AuthorsLópez-Antia, Ana ; Ortiz-Santaliestra, Manuel E. ; Mougeot, François ; Mateo, Rafael
Issue Date2013
Citation23rd SETAC Europe Annual Meeting (2013)
AbstractSeed coating is a widespread practice in agriculture that reduces environmental risks by minimizing diffuse application of pesticides. However, for granivorous farmland birds like the red-legged partridge (Alectoris rufa), treated seeds provide large amounts of food in a short time, thus posing a risk of poisoning.
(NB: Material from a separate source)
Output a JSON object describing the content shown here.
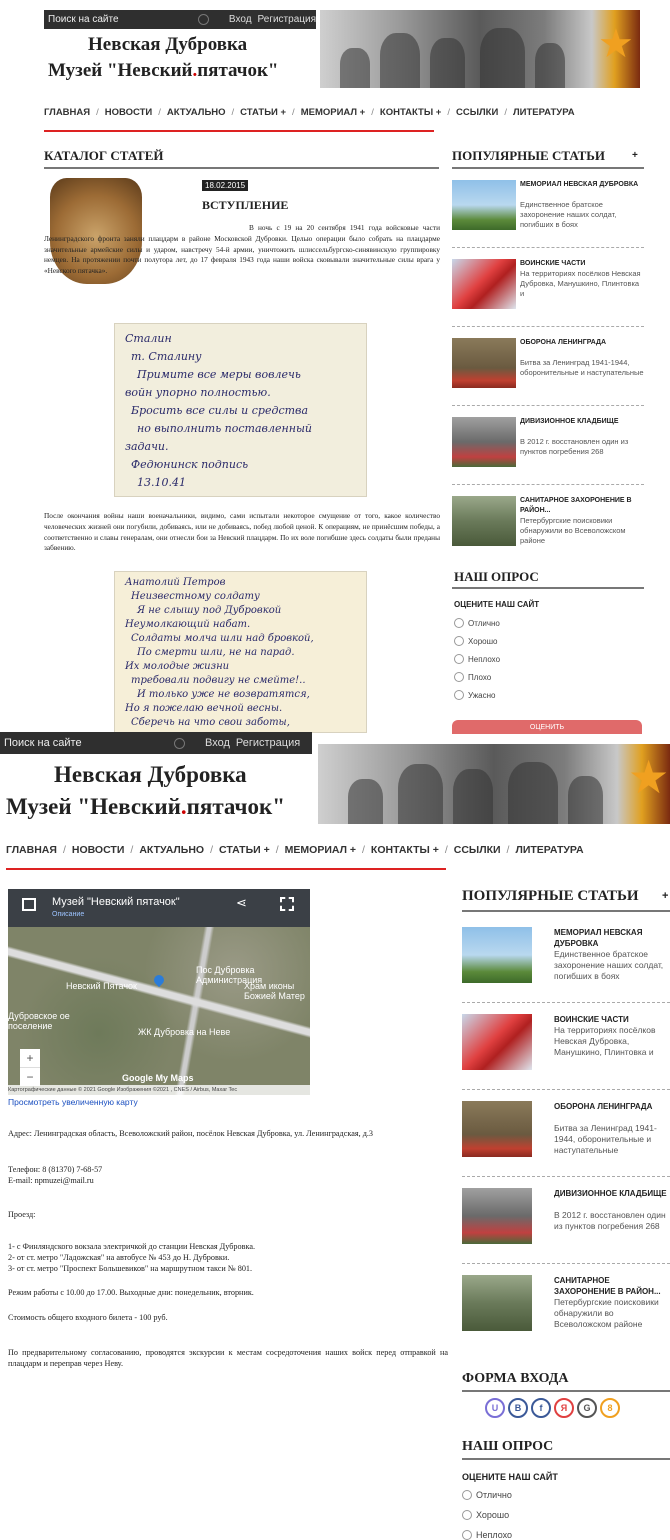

Fipronil is a phenyl pyrazole insecticide used for maize seed coating whose toxicological effects on avian species have hardly been studied. The aim of this study was to determine the responses of partridges when fed with a mixture of commercial fipronil-coated and untreated maize seeds through the analysis of i) the degree of rejection of the treated seeds, and ii) the effects their ingestion on bird survival, physiology, fitness and reproduction. Thirteen breeding pairs were fed with a 20:80 mixture of treated and untreated seeds during ten days whiel other 13 pairs were fed with untreated maize only. Exposition lasted for 10 days in April coinciding with the maize sowing season. Partridges did not discrimante between treated and untreated seed, being the percentage of treated seeds in the diet (17%) not statistically different from what was initially provided. However, exposed partirdiges reduced their overall amount of consumed food with respect to controls (10.13±1.06 vs 33.47±10.95 g / individual / day; p< 0.001). We found three casualties in the fipronil treatment versus none in the controls (p=0.083). Exposure to firpronil treated seeds also tended to reduce body condition in a 19.6% compared to controls(p=0.069), decrease the eye ring pigmentation (10.7% lower than in controls; p< 0.001) and compromise the cellular immune response (27.53% lower than in controls; p=0.059). With regards to reproduction, we found an increase in the mass of fertilized eggs laid by the treated partridges (3.4% heavier than controls; p=0.043) but a reduced fecundation rate (69.05 vs 84.05%; p=0.062). The use of maize treated seeds is a widespread parctice and although at the time of maize sowing partridges may have alternative food sources, the ingestion of a small amount of these seeds causes significant subletal effects that may ultimately contribute to population decline. Upcoming studies must include an assessment of the environemntal exposure of partridges to maize coated seeds.
DescriptionResumen del trabajo presentado al 23rd Annual Meeting of the Society of Environmental Toxicology and Chemistry, celebrado en Glasgow (Escocia) del 12 al 16 de mayo de 2013.-- et al.